Junior track star Mary Cain has decided not to enrol and compete at College level but to instead turn professional straight after completing High School.
The teenage middle-distance talent, who enjoyed a decorated 2013, achieving record after record from the 800m to the 5000m, is choosing to forgo collegiate eligibility in order to compete at a higher level and potentially train with Alberto Salazar’s highly-esteemed Nike Oregon Project.
Cain, who was last year the youngest American in history to represent the US at a World Championships, isn’t completely calling time on her education, and is pursuing college study independent from running – meaning she will not compete for whichever institution she attends.
This is according to her agent, Ricky Simms, who has also announced that Cain will team up with track-centric athletic agency PACE Sports Management, who are also responsible for representing the sport’s global stars such as Usain Bolt and Mo Farah, as well as aligning themselves with Salazar’s Oregon Project.
The bold decision was of course not an easy one for the 17-year old, who will certainly have looked back at how much she achieved in 2013 to inform her decision.
Speaking to the IAAF in November, Cain reflects on weighing her options between competing in the National Collegiate Athletic Association (NCAA) and turning pro.
“It was definitely a hard decision to turn professional,” she said.
“Over the summer I didn’t really think too much about it because at the time I was focused on running.
“But come the fall when my friends were freaking out about college, I was only looking at a few schools and narrowed it down to the University of Oregon.
“I was looking at both options and both were great, but I wanted to continue what I’ve been doing and I felt that the next step was to go pro.”
The Bronxville High School senior graduates later this year, and she has had the support of both parents in making the decision to head to the west coast to Oregon.
“Mary is a straight A student and will be pursuing a college education while competing. This remains a priority and we think this approach is the best way to balance her educational and athletic goals,” said her father, Charles, in a press release from her agent.
The move is generally an unconventional one by Cain to skip college-level sport. The traditional progression, in the US in particular, is to step up to the NCAA once graduating from High School – then making the leap to professional level. College sport is a massive scouting opportunity for clubs in a handful of different sports, from baseball, basketball, and prominently, American football; and many athletes benefit from this stage in their careers and progress to the professional level as a result.
But at the same time, Cain has not exactly set a precedent. It’s not a taboo which the New Yorker has set and sent shocks around the world about.

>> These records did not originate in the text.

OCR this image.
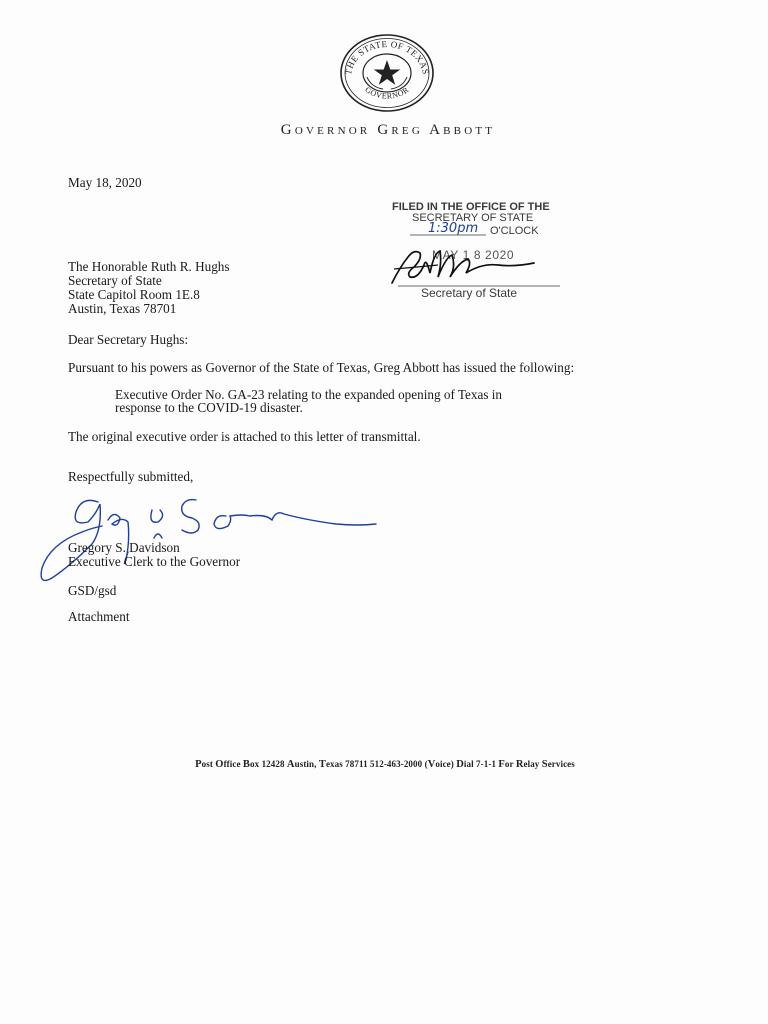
THE STATE OF TEXAS
GOVERNOR
Governor Greg Abbott
May 18, 2020
FILED IN THE OFFICE OF THE
SECRETARY OF STATE
1:30pm O'CLOCK
MAY 1 8 2020
Secretary of State
The Honorable Ruth R. Hughs
Secretary of State
State Capitol Room 1E.8
Austin, Texas 78701
Dear Secretary Hughs:
Pursuant to his powers as Governor of the State of Texas, Greg Abbott has issued the following:
Executive Order No. GA-23 relating to the expanded opening of Texas in
response to the COVID-19 disaster.
The original executive order is attached to this letter of transmittal.
Respectfully submitted,
Gregory S. Davidson
Executive Clerk to the Governor
GSD/gsd
Attachment
Post Office Box 12428 Austin, Texas 78711 512-463-2000 (Voice) Dial 7-1-1 For Relay Services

There are athletes that have sidestepped the college scene and moved straight to professional level – some, rather decent athletes too!
Allyson Felix. Usain Bolt. Mo Farah. None enrolled at a university and instead have stridden straight to the highest level after school. And they turned out to have pretty decent athletic careers, no?
So for the sceptics who argue she won’t have as much fun, or missing out on training with peers, a decision like this isn’t exactly something athletes flip a coin over.
Cain has clearly thought this one through with the support of her family and her coach, and when you’re an athlete who was the youngest to ever reach a 1500m final at a World Championships and have broken more than half a dozen indoor and outdoor track records, it’s also one which probably makes sense in most people’s minds and helps her reach her full potential.
It’ll be interesting to see how the decision impacts her performances in the next few years.